Gramy z Jagą i w pierwszej połowie Milić i Sousa schodzą bo urazy. Mecz z Motorem? Salamon i Walemark urazy. Mecz z Radomiakiem? Salamon uraz.
Nad tym Lech powinien się pochylić w pierwszej kolejności.
 
Odpowiedz
Teoretycznie powinni być bardzo dobrzy rezerwowi, ale jak widać nie są. Nie mówię, że wszyscy ale niestety ilość szrotu jest jeszcze za duża. Do tego dochodzi wątpliwa jakość bloku defensywnego. Pereira znacząco obniżył loty po przedłużeniu kontraktu. Gurgul w mojej ocenie to powinien być ewentualnie zmiennik wchodzący z ławki rezerwowej. Na pierwszą jedenastkę jest za słaby (a gdzie tu jakiś transfer na zachód...). Milić popełnia głupie błędy, nie jest już taką ostoją jak kiedyś. Mońka to powinien pójść na jakieś wypożyczenie do 1 ligi się ogrywać. Carstensena za chwilę tu nie będzie. Generalnie słabo to wygląda.

E:
@Antonio jak najbardziej zgodzić się mogę, że ewidentnie jest jakiś problem z fizycznym przygotowaniem zawodników. Sygnalizowałem już wcześniej, że ilość kontuzji na wiosnę jest zatrważająca. Mogę wziąć pod uwagę to, że jeden czy drugi zawodnik jest szklany. Jednak ten problem tyczy się większej ilości zawodników. I faktycznie tutaj trzeba by się pochylić nad osobami za to odpowiedzialnymi. Do tego dochodzi fakt, że gramy tylko na 1 froncie a zawodnicy często wyglądają jakby mieli problem z dograniem pełnych 90 min, gdzie nie oszukujmy się ale Lech rzadko kiedy gra na jakiejś wysokiej intensywności z mega agresywnym pressingiem.
 
Odpowiedz
Myślę, że pies może być pogrzebany w tym, że w tym sezonie piłkarze Lecha przebiegają średnio jakieś 10 km więcej w meczu niż we wcześniejszych sezonach. To pewnie musiało się jakoś odbić na zdrowiu piłkarzy.

Co do składu to możemy porozmawiać czysto hipotetycznie bo raczej nikt nie zakładał, że pilkarze będą się sypać z taką częstotliwością. Środek obrony teoretycznie to jest najmocniejsza ekipa w lidze.

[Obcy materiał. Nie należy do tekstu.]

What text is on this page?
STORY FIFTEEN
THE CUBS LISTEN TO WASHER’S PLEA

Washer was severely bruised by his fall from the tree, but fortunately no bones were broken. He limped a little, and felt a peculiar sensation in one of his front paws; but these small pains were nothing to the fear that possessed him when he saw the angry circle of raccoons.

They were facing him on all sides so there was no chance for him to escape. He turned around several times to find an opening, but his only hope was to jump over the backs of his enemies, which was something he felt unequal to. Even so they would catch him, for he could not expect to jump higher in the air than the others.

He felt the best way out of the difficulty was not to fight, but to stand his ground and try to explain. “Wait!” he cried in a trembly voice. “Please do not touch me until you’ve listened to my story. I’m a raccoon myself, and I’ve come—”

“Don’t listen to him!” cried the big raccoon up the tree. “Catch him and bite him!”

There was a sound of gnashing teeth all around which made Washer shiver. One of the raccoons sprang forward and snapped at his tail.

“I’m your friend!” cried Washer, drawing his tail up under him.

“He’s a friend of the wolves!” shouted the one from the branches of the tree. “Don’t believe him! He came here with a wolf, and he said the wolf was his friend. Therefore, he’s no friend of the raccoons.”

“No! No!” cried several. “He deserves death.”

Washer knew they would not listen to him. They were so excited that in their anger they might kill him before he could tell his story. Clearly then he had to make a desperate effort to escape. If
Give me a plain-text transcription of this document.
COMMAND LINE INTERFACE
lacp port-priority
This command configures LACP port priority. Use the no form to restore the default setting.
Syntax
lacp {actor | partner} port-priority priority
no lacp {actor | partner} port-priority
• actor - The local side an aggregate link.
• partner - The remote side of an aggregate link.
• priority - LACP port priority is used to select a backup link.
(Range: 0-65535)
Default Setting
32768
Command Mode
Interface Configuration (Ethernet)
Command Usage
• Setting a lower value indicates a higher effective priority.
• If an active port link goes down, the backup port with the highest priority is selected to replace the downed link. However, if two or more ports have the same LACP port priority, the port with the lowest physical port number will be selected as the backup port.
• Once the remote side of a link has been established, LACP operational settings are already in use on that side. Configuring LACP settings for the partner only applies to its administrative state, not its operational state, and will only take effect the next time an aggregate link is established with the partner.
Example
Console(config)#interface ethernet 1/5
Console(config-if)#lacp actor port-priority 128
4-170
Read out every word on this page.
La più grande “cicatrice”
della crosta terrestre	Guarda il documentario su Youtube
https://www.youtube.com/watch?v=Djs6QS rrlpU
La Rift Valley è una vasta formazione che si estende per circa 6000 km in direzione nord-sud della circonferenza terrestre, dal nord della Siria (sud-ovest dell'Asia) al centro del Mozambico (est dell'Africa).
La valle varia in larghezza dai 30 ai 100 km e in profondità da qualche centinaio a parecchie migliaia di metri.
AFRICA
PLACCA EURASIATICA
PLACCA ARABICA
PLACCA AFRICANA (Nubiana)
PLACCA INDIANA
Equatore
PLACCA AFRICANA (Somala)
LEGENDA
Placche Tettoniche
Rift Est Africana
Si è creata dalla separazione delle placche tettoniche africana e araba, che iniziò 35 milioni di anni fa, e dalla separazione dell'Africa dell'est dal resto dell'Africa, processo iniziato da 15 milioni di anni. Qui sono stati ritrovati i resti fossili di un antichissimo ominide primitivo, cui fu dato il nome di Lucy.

Salamon, Milić, Douglas i grający przecież całkiem dobrze w Mielcu rok temu Pingot + obiecujący Mońka to jest bardzo dobry skład. Tylko co z tego skoro Salamon z Miliciem często schodzą z boiska albo z treningu bo uraz, co z tego skoro Douglas wypadł na prawie całe przygotowania. To, że Pereira zanotował zjazd to żaden problem bo Carstensen świetnie go zastąpił.
Zostaje więc jeden Gurgul o którym ciężko powiedzieć, że zawala to wszystkie bramki. Murawski, Kozubal i Jagiełło też nie są hamulcowymi. Mrozek jest naszym najlepszym bramkarzem do niepamiętnych czasów.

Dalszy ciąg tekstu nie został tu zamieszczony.